Four Interesting Takeaways From Crypto Miner Hut 8’s Earnings

For an asset class that claims to empower retail investors, cryptocurrencies can be incredibly opaque. The complex and self-involved techno-babble of entrepreneurs and CEOs can easily overwhelm and confuse investors.

The scrutiny of public markets provides clarity and a necessary corrective. That is why Canadian crypto mining company Hut 8’s second quarter results recently are interesting. The Toronto-based firm swung to a profit of $33.7 million this quarter after reporting losses of $6.2 million during the first quarter of 2019.

The state of Hut 8’s finances offers an introduction into the economics of crypto mining and concerns of a crypto business. The company, which describes itself as Canada’s biggest industrial mining operation, reported consecutive quarterly losses during the crypto winter that gripped crypto markets last year. Thawing of that winter began with an increase in crypto prices.
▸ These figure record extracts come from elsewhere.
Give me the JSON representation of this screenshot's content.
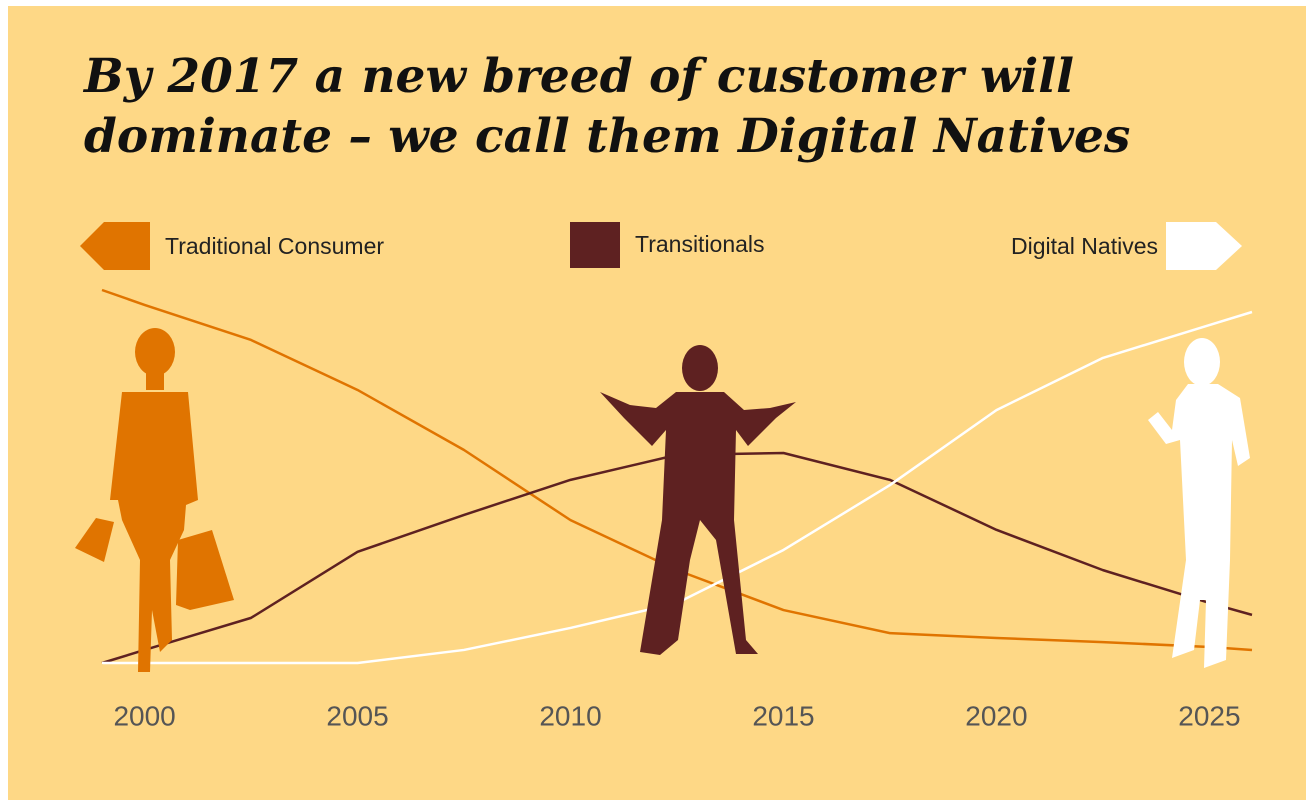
{
  "chart_data": {
    "type": "line",
    "title": [
      "By 2017 a new breed of customer will",
      "dominate – we call them Digital Natives"
    ],
    "x": [
      1999,
      2000,
      2002.5,
      2005,
      2007.5,
      2010,
      2012.5,
      2015,
      2017.5,
      2020,
      2022.5,
      2025,
      2026
    ],
    "series": [
      {
        "name": "Traditional Consumer",
        "color": "#e07400",
        "values": [
          100,
          96,
          86.6,
          73.2,
          57.1,
          38.3,
          24.9,
          14.2,
          8.0,
          6.7,
          5.6,
          4.3,
          3.5
        ]
      },
      {
        "name": "Transitionals",
        "color": "#5e2121",
        "values": [
          0,
          3.5,
          12.1,
          29.8,
          39.7,
          49.1,
          55.8,
          56.3,
          49.1,
          35.7,
          24.9,
          16.1,
          12.9
        ]
      },
      {
        "name": "Digital Natives",
        "color": "#ffffff",
        "values": [
          0,
          0,
          0,
          0,
          3.5,
          9.4,
          16.1,
          30.3,
          47.7,
          67.8,
          81.8,
          90.6,
          94.1
        ]
      }
    ],
    "xlim": [
      1999,
      2026
    ],
    "xticks": [
      2000,
      2005,
      2010,
      2015,
      2020,
      2025
    ],
    "ylim": [
      0,
      100
    ]
  }
}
But the correlation between crypto prices and profitability is not a simple one. Hut 8 had to work hard to achieve its gains. It downsized headcount, cut costs and struck agreements with electricity providers to change its balance sheet. As a result, the overall cost of mining a bitcoin came down to $2757 this quarter from $3950 in the first quarter of 2019.

Here are three interesting factoids from Hut 8’s earnings.

Efficient Chips Can Make or Break Profits for Miners

In conventional narrative, energy costs are considered the most important factor affecting mining. But that expense is directly related to the efficiency of chips that power mining machines. In a fast-moving industry, the availability and efficiency of these chips is an important determinant of profits.

Very few manufacturers of Application-specific integrated circuits (ASIC), the chips most commonly-used in mining machines, exist in the world today. With growing prospects for cryptocurrencies, demand for these chips is high from manufacturers of mining machines. In turn, the non-availability of mining machines can affect bottom lines at miners.  

During Hut 8’s earnings call, CEO Andrew Kiguel said the sold-out machines on the website for Bitmain, the world’s biggest bitcoin mining company, were an example of resulting dynamics. According to him, Bitmain is dependent on suppliers and vendors for its final product. The sold-out signs are simply meant to delay delivery dates to ensure that Bitmain does not default on its orders due to its suppliers, he said. Hut 8 sources its mining machines from Bitfury, another maker of mining hardware.

Bitcoin prices determine profit numbers

In an earlier interview, CEO Kiguel explained the company’s strategy to ride out price volatility in crypto markets. As the price of Bitcoin goes up, the company cuts back on its production of the cryptocurrency and induces scarcity in the market. A declining price is occasion to increase production and market supply.

Hut 8 performed regression analysis for the correlation between Bitcoin price and the difficulty levels of its algorithm and concluded that $15,000 is a “great buying opportunity” for the cryptocurrency. “Once it rises above that price point, we see it as a selling opportunity,” said Kiguel.     

Of course, that calculation does not take into account the cost of scaling infrastructure or paring down operational costs. Hut 8 itself is an example of the perils. It laid off workers in January and April this year and has increased the number of operational servers on its farms.

During the company’s earnings call, Kiguel said Hut 8 benefitted from increasing Bitcoin price in the last quarter and a reduction in corporate overhead. Specifically, the rise in Bitcoin prices increased working capital from $8.4 million to $38.2 million.  

The Importance of Bitcoin Inventory

Typical earnings statements have cash holdings. Miners have bitcoin inventories. They have easy access to the cryptocurrency because they produce it. In a crypto winter, however, they might choose to hoard the Bitcoin in reserves to help tide through fluctuations in price. The inventory is a hedge against price and can be used to finance future operations. Hut 8’s strategy of hoarding its bitcoin at the end of last quarter helped the company turn a profit this time around. The company’s reported income of $33.7 million includes a reassessment of its bitcoin inventory to $22.4 million, thanks to an increase in prices.

Renewable Energy May Not Be the Solution to Bitcoin’s Rising Energy Consumption

Bitcoin mining’s energy usage has been widely criticized. Production of the cryptocurrency is estimated to hog up energy as much as is consumed by countries. Renewable energy is often held out as a possible solution to the problem. But Hut 8’s CEO has a different take on the use of renewable energy for mining. Kiguel told analysts that the problem with renewable energy is that it is not dependable. “You can get some very low cost, efficient and powerful wind but if the wind isn’t blowing, you cannot operate your equipment,” he said.